The Independent Spirit Awards (presented on the Independent Film Channel) are held every year to honor the small films that often get overlooked by the more mainstream Oscars (although the films have begun to overlap more and more in recent years). As far as award show enjoyment goes, it's a mixed bag. Like the Golden Globes, the celebrities actually seem to be enjoying themselves (Johnny Knoxville and John Waters have both been past hosts; what's not to enjoy there?), but like SAG, the organizers can get a little too high on their own artistic importance. The Independent Spirit Awards are undoubtedly that too-cool-for-school anti-establishment hit-or-miss hipster that was always giving you bootlegs of some new band from Denmark (which was actually pretty cool) or lecturing you on Bukowski (which was completely tedious).
The Grammys: prom committee
Example: The kids from Saved by the Bell (minus Screech) were a 24-7 prom committee. Also, they had a band: Zack Attack!
A good Grammy Award celebration is just that: a celebration. More than any other award show, the Grammys seem like a big cool party where you just happen to be able to see multiple generations of talent performing for one another. The planning that goes into every detail from the lineup to the tributes to the over-the-top theme choreography could only be pulled off by the always military-precise prom committee. Getting Gaga into an egg is a cakewalk compared to stringing six hundred balloons along a hotel ballroom ceiling to make it look like "Moonlight in Paris" (your official prom theme).
The Emmys: the legacy student with a chip on their shoulder
Example: Not quite the country club villains of a John Hughes movie but definitely the rich kid who has something to prove.
I've always felt like the Emmys has an inferiority complex, like the legacy student who will never live up to their father's expectations. I think it secretly kills the Television Academy that they're not thought of in the same esteem as the film industry. Television has given us some amazing things: The Sopranos, Seinfeld, old celebrities doing infomercials. That's something to feel good about! The slight attitude the Emmys has about this can sometimes wear a little thin, but overall, you like the Emmys. Underneath that little second son snarl, they just want to be loved.

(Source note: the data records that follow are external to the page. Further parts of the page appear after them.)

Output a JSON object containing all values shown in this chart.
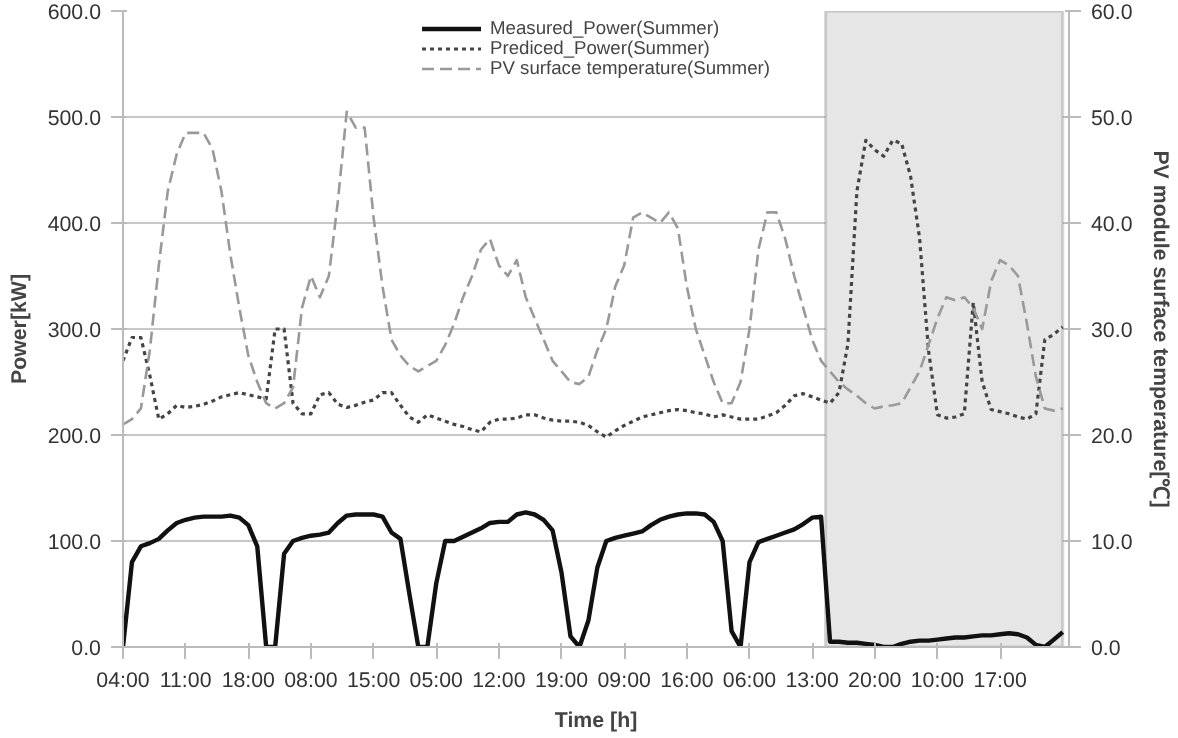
{
  "chart_data": {
    "type": "line",
    "xlabel": "Time [h]",
    "ylabel": "Power[kW]",
    "y2label": "PV module surface temperature[℃]",
    "categories": [
      "04:00",
      null,
      null,
      null,
      null,
      null,
      null,
      "11:00",
      null,
      null,
      null,
      null,
      null,
      null,
      "18:00",
      null,
      null,
      null,
      null,
      null,
      null,
      "08:00",
      null,
      null,
      null,
      null,
      null,
      null,
      "15:00",
      null,
      null,
      null,
      null,
      null,
      null,
      "05:00",
      null,
      null,
      null,
      null,
      null,
      null,
      "12:00",
      null,
      null,
      null,
      null,
      null,
      null,
      "19:00",
      null,
      null,
      null,
      null,
      null,
      null,
      "09:00",
      null,
      null,
      null,
      null,
      null,
      null,
      "16:00",
      null,
      null,
      null,
      null,
      null,
      null,
      "06:00",
      null,
      null,
      null,
      null,
      null,
      null,
      "13:00",
      null,
      null,
      null,
      null,
      null,
      null,
      "20:00",
      null,
      null,
      null,
      null,
      null,
      null,
      "10:00",
      null,
      null,
      null,
      null,
      null,
      null,
      "17:00",
      null,
      null,
      null,
      null,
      null,
      null,
      null
    ],
    "ylim": [
      0,
      600
    ],
    "yticks": [
      {
        "value": 0,
        "label": "0.0"
      },
      {
        "value": 100,
        "label": "100.0"
      },
      {
        "value": 200,
        "label": "200.0"
      },
      {
        "value": 300,
        "label": "300.0"
      },
      {
        "value": 400,
        "label": "400.0"
      },
      {
        "value": 500,
        "label": "500.0"
      },
      {
        "value": 600,
        "label": "600.0"
      }
    ],
    "y2lim": [
      0,
      60
    ],
    "y2ticks": [
      {
        "value": 0,
        "label": "0.0"
      },
      {
        "value": 10,
        "label": "10.0"
      },
      {
        "value": 20,
        "label": "20.0"
      },
      {
        "value": 30,
        "label": "30.0"
      },
      {
        "value": 40,
        "label": "40.0"
      },
      {
        "value": 50,
        "label": "50.0"
      },
      {
        "value": 60,
        "label": "60.0"
      }
    ],
    "grid": "y",
    "legend": "top",
    "marker": "none",
    "series": [
      {
        "name": "Measured_Power(Summer)",
        "color": "#111111",
        "line_style": "solid",
        "values": [
          0,
          80,
          95,
          98,
          102,
          110,
          117,
          120,
          122,
          123,
          123,
          123,
          124,
          122,
          115,
          95,
          0,
          0,
          88,
          100,
          103,
          105,
          106,
          108,
          117,
          124,
          125,
          125,
          125,
          123,
          108,
          102,
          50,
          0,
          0,
          60,
          100,
          100,
          104,
          108,
          112,
          117,
          118,
          118,
          125,
          127,
          125,
          120,
          110,
          70,
          10,
          0,
          25,
          75,
          100,
          103,
          105,
          107,
          109,
          115,
          120,
          123,
          125,
          126,
          126,
          125,
          118,
          100,
          15,
          0,
          80,
          99,
          102,
          105,
          108,
          111,
          116,
          122,
          123,
          5,
          5,
          4,
          4,
          3,
          2,
          0,
          0,
          3,
          5,
          6,
          6,
          7,
          8,
          9,
          9,
          10,
          11,
          11,
          12,
          13,
          12,
          9,
          2,
          0,
          7,
          14
        ]
      },
      {
        "name": "Prediced_Power(Summer)",
        "color": "#444444",
        "line_style": "dotted",
        "values": [
          270,
          292,
          292,
          256,
          215,
          220,
          228,
          226,
          227,
          229,
          232,
          236,
          238,
          240,
          238,
          236,
          234,
          300,
          300,
          230,
          220,
          220,
          238,
          240,
          229,
          226,
          228,
          231,
          233,
          240,
          240,
          228,
          217,
          212,
          219,
          216,
          213,
          210,
          208,
          205,
          203,
          212,
          215,
          215,
          216,
          219,
          219,
          216,
          214,
          213,
          213,
          212,
          209,
          203,
          198,
          204,
          209,
          213,
          217,
          219,
          221,
          223,
          224,
          223,
          221,
          220,
          217,
          219,
          217,
          215,
          215,
          215,
          218,
          221,
          228,
          237,
          239,
          236,
          233,
          230,
          240,
          286,
          430,
          478,
          469,
          463,
          478,
          475,
          444,
          386,
          280,
          219,
          216,
          217,
          220,
          325,
          250,
          224,
          222,
          220,
          217,
          215,
          220,
          290,
          295,
          302
        ]
      },
      {
        "name": "PV surface temperature(Summer)",
        "color": "#999999",
        "line_style": "dashed",
        "axis": "y2",
        "values": [
          21,
          21.5,
          22.5,
          28,
          36,
          43,
          46.5,
          48.5,
          48.5,
          48.5,
          47,
          43,
          37,
          32,
          27.5,
          25,
          23,
          22.5,
          23,
          24.5,
          32,
          35,
          33,
          35,
          42,
          50.5,
          49,
          49,
          40.5,
          34,
          29,
          27.5,
          26.5,
          26,
          26.5,
          27,
          28.5,
          30.5,
          33,
          35,
          37.5,
          38.5,
          36,
          35,
          36.5,
          33,
          31,
          29,
          27,
          26,
          25,
          24.8,
          25.5,
          28,
          30,
          34,
          36,
          40.5,
          41,
          40.5,
          40,
          41,
          39.5,
          34,
          30,
          27.5,
          25,
          23,
          23,
          25,
          30,
          37.5,
          41,
          41,
          38.5,
          35,
          32,
          29,
          27,
          26,
          25,
          24.3,
          23.7,
          23,
          22.5,
          22.7,
          22.8,
          23,
          24.5,
          26,
          28.5,
          31,
          33,
          32.7,
          33,
          32,
          30,
          34.5,
          36.5,
          36,
          35,
          30.5,
          25.5,
          22.5,
          22.3,
          22.5
        ]
      }
    ]
  }
}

The People's Choice Award: the over zealous student government type
Example: Reese Witherspoon as Tracy Flick in Election
If they tell you once, they tell you a thousand times: The People's Choice Awards are different from other award shows because all the winners are chosen by you, the fans. Vote, vote, vote so your life can have meaning! The PCA's zealousness about their role in promoting democracy in giving prizes to famous people is like those student government types that treat getting elected Junior Class Secretary with the same fierceness as a Middle Eastern regime change. It's nice to have a say, but do I really have to vote for best supporting third cameo actress in a Law & Order spin-off?
The Academy Awards: the eternal prom king and queen
Example: Whoever your teen drama/high school movie crush was. For me, it's Kerr Smith as Jack on Dawson's Creek a.k.a. the only gay teenager on television circa 2002, or Justin Walker as "cake boy" Christian in Clueless.